President Donald Trump’s re-election campaign has focused roughly 20 per cent of its spending in the first three months of the year on legal fees, according to fist quarter campaign finance filings.
The president’s re-election campaign spent roughly $835,0000 for legal consulting with eight firms and the the Trump Corporation during the first three months of the year, the filings show.
The Federal Election Commission filings, dated Sunday, show that the campaign spent about $347,000 with the law firm Jones Day, and just over $93,000 to the law firm Charles Harder, which is representing the president in his legal dealings with adult film actress Stormy Daniels, who alleges that she had a brief affair with Mr Trump in 2006.
The hundreds of thousands in legal fees were paid out during a three-month period in which the president has faced down what appears to be intensifying investigations stemming from special counsel Robert Mueller’s Russia probe, and other scandals that have plagued the Trump presidency.

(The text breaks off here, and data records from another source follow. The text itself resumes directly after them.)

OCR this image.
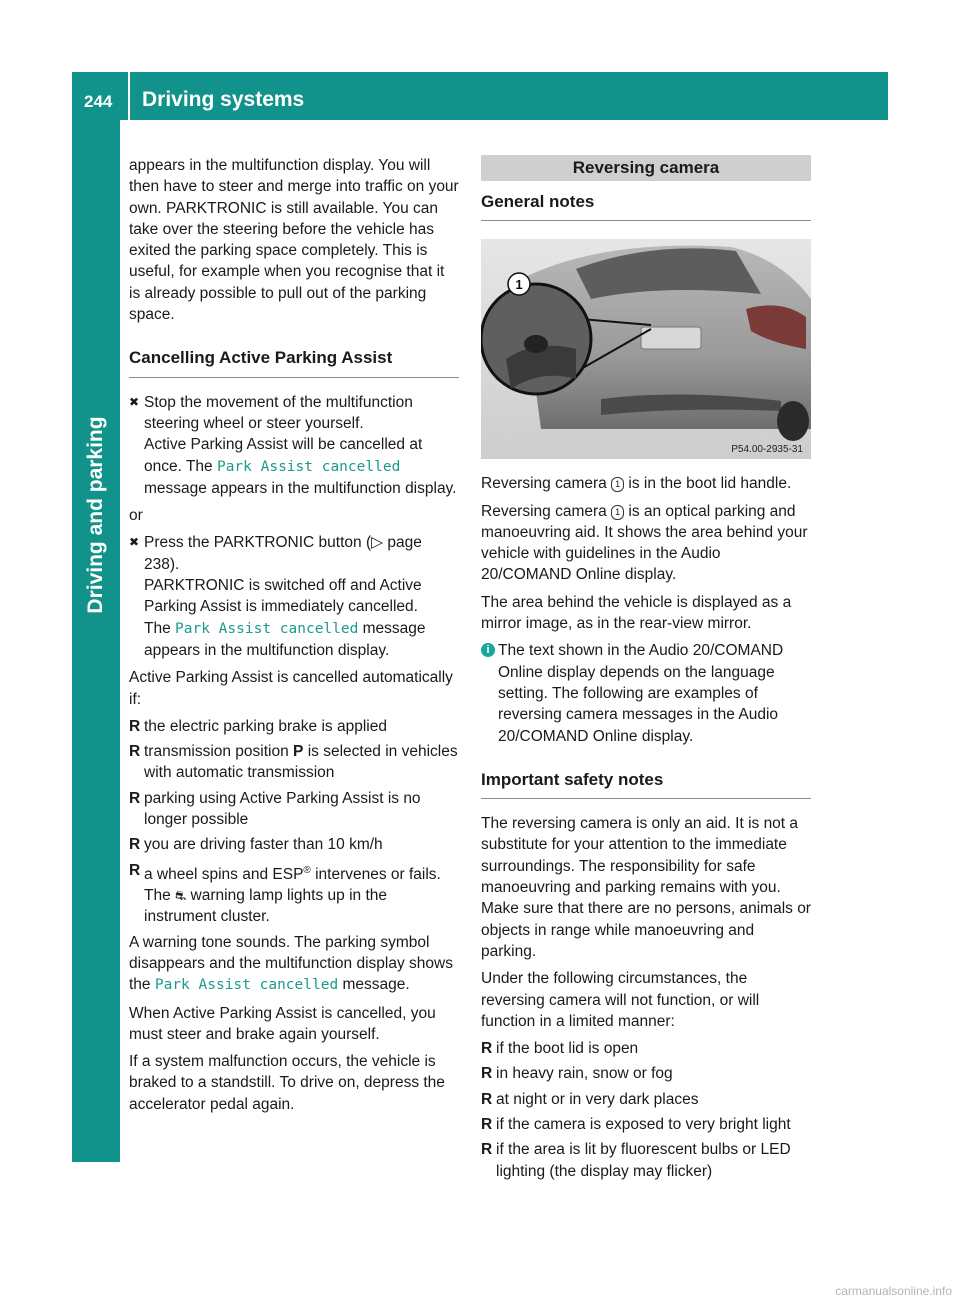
244 Driving systems
Driving and parking

appears in the multifunction display. You will then have to steer and merge into traffic on your own. PARKTRONIC is still available. You can take over the steering before the vehicle has exited the parking space completely. This is useful, for example when you recognise that it is already possible to pull out of the parking space.

Cancelling Active Parking Assist
✖ Stop the movement of the multifunction steering wheel or steer yourself.
Active Parking Assist will be cancelled at once. The Park Assist cancelled message appears in the multifunction display.

or

✖ Press the PARKTRONIC button (▷ page 238).
PARKTRONIC is switched off and Active Parking Assist is immediately cancelled.
The Park Assist cancelled message appears in the multifunction display.

Active Parking Assist is cancelled automatically if:

R the electric parking brake is applied
R transmission position P is selected in vehicles with automatic transmission
R parking using Active Parking Assist is no longer possible
R you are driving faster than 10 km/h
R a wheel spins and ESP® intervenes or fails. The ⛐ warning lamp lights up in the instrument cluster.

A warning tone sounds. The parking symbol disappears and the multifunction display shows the Park Assist cancelled message.

When Active Parking Assist is cancelled, you must steer and brake again yourself.

If a system malfunction occurs, the vehicle is braked to a standstill. To drive on, depress the accelerator pedal again.

Reversing camera
General notes
1
P54.00-2935-31

Reversing camera 1 is in the boot lid handle.

Reversing camera 1 is an optical parking and manoeuvring aid. It shows the area behind your vehicle with guidelines in the Audio 20/COMAND Online display.

The area behind the vehicle is displayed as a mirror image, as in the rear-view mirror.

i The text shown in the Audio 20/COMAND Online display depends on the language setting. The following are examples of reversing camera messages in the Audio 20/COMAND Online display.
Important safety notes

The reversing camera is only an aid. It is not a substitute for your attention to the immediate surroundings. The responsibility for safe manoeuvring and parking remains with you. Make sure that there are no persons, animals or objects in range while manoeuvring and parking.

Under the following circumstances, the reversing camera will not function, or will function in a limited manner:

R if the boot lid is open
R in heavy rain, snow or fog
R at night or in very dark places
R if the camera is exposed to very bright light
R if the area is lit by fluorescent bulbs or LED lighting (the display may flicker)
carmanualsonline.info
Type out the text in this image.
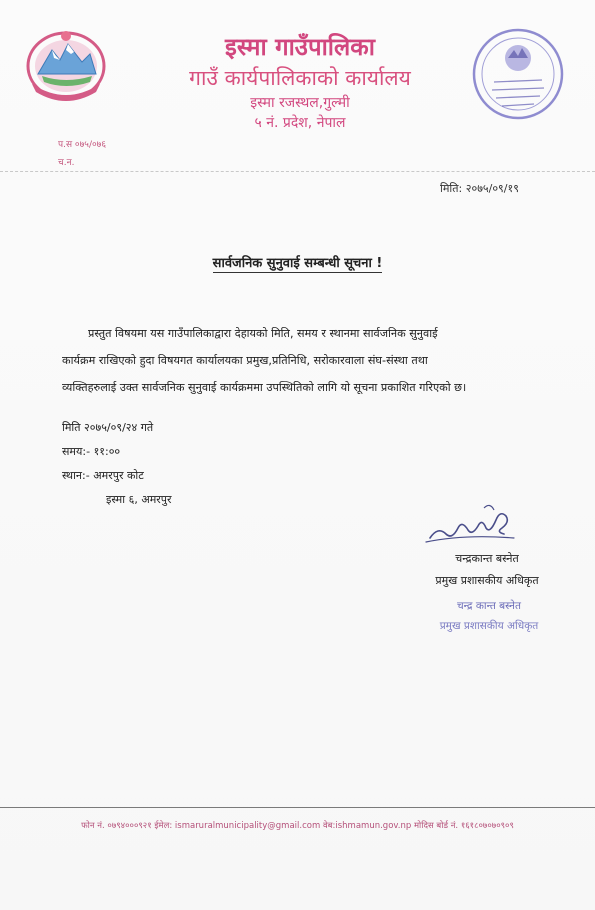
इस्मा गाउँपालिका
गाउँ कार्यपालिकाको कार्यालय
इस्मा रजस्थल,गुल्मी
५ नं. प्रदेश, नेपाल
प.स ०७५/०७६
च.न.
मिति: २०७५/०९/१९
सार्वजनिक सुनुवाई सम्बन्धी सूचना !
प्रस्तुत विषयमा यस गाउँपालिकाद्वारा देहायको मिति, समय र स्थानमा सार्वजनिक सुनुवाई
कार्यक्रम राखिएको हुदा विषयगत कार्यालयका प्रमुख,प्रतिनिधि, सरोकारवाला संघ-संस्था तथा
व्यक्तिहरुलाई उक्त सार्वजनिक सुनुवाई कार्यक्रममा उपस्थितिको लागि यो सूचना प्रकाशित गरिएको छ।
मिति २०७५/०९/२४ गते
समय:- ११:००
स्थान:- अमरपुर कोट
इस्मा ६, अमरपुर
चन्द्रकान्त बस्नेत
प्रमुख प्रशासकीय अधिकृत
चन्द्र कान्त बस्नेत
प्रमुख प्रशासकीय अधिकृत
फोन नं. ०७९४०००९२१ ईमेल: ismaruralmunicipality@gmail.com वेब:ishmamun.gov.np मोदिस बोर्ड नं. १६१८०७०७०९०९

That includes a recent raid on Mr Trump’s personal attorney’s office, home, and hotel room last week in which federal investigators took dozens of electronic devices and documents. The attorney, Michael Cohen, paid Daniels $130,000 just before the 2016 election in return for her signing a non-disclosure agreement.
Mr Trump and Mr Cohen deny that the president was had an affair with Daniels. Mr Trump has said that he was not aware of the $130,000 payment.
Mr Cohen has admitted to the payment, but has indicated it was done without Mr Trump’s knowledge.
All told, the Trump campaign raised $10.1 million in the first three months of 2018, and had $28.3 million in the bank at the end of that period.
The filings show that the campaign is no stranger to spending campaign cash at businesses owned by the Trump family, either.
All told, roughly $150,000 was spent at Trump facilities, including $68,000 at the Trump International Hotel in Washington, and $58,000 for rent at Trump plaza, Trump restaurants, and Trump Tower, where the campaign housed its main offices in 2016.